The company is planning the construction of a production facility at its site in Dormagen, Germany, where CO2 will be used to produce a precursor for the high-quality foam, with a view to making larger quantities of it available to selected processors from 2015.
“CO2 is taking on a new light,” says Patrick Thomas, CEO of Bayer MaterialScience. “The waste gas is turning into a useful and profitable raw material and we are one of the first companies worldwide to take an entirely different approach to the production of high-quality foams.”
The materials manufacturer collaborated with partners from industry and academia to develop the process, which has been tested intensively over the last two years.
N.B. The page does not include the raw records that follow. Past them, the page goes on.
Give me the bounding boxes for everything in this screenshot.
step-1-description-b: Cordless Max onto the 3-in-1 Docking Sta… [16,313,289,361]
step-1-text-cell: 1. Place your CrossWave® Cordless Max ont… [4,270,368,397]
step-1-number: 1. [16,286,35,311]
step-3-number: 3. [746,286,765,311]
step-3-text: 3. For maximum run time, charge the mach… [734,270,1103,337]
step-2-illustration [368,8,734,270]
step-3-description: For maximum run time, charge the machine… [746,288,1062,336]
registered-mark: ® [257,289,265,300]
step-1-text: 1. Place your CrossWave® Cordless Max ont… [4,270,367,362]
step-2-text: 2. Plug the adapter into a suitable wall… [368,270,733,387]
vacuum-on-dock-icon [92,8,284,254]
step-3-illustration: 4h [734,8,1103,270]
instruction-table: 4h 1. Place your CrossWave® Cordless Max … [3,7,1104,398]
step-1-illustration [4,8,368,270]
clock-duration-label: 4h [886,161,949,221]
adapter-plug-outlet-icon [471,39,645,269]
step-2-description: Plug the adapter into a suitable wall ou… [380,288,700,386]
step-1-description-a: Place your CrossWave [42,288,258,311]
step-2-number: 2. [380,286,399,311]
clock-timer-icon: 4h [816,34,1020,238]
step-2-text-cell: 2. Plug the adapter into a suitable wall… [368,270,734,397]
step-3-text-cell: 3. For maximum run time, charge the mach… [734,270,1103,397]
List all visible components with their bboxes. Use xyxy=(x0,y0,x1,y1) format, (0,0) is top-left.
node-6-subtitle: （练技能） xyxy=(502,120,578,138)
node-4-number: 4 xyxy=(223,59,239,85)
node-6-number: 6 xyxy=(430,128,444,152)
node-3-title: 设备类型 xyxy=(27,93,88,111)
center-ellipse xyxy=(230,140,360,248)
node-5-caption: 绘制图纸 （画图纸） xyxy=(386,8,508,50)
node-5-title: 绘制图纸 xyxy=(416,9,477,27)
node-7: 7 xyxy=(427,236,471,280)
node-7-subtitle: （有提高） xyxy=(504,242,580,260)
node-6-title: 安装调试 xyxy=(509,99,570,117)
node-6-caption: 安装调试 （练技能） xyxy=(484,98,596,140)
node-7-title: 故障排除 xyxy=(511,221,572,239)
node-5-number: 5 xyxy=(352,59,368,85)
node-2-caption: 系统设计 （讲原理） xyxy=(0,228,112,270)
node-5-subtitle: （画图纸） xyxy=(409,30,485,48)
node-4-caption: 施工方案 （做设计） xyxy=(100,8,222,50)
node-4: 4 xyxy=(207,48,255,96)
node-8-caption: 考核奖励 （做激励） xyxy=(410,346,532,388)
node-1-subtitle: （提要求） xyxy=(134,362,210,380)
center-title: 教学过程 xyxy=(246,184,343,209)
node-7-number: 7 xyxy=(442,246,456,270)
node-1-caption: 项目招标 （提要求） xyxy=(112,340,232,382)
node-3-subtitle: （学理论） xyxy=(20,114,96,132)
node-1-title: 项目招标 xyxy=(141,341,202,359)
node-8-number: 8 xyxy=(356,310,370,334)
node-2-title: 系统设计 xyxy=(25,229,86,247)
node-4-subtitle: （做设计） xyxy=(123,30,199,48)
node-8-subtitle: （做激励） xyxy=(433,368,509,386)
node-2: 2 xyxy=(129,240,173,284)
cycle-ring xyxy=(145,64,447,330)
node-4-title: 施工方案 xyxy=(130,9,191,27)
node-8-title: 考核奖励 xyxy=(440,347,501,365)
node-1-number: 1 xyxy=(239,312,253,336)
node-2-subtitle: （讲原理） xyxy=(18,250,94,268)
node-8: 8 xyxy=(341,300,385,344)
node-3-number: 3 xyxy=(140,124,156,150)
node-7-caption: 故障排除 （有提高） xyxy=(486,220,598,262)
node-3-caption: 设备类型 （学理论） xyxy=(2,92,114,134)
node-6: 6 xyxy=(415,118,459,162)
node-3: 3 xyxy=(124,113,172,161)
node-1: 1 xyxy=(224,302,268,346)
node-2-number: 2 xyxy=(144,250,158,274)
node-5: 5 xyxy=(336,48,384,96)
As part of the publicly funded Dream Production research project, a pilot plant at Bayer’s main site in Leverkusen produced smaller quantities of the precursor polyol, in which the CO2 is chemically bound.
The substance is used for the production of polyurethane foam. which can be found in many everyday items. In internal tests, the new foams show at least the same quality as conventional material based entirely on fossil fuels.
“After successfully completing the test phase, we are now launching Stage 2 with the target of commercialization,” says Thomas. “The planned production facility in Dormagen will have a capacity of several thousand metric tons which will not be enough to accommodate the market demand, of course. It is Bayer’s patent-registered technology and we have not yet decided to be the exclusive producer of this innovative polyol. Licensing might also be a possibility.”.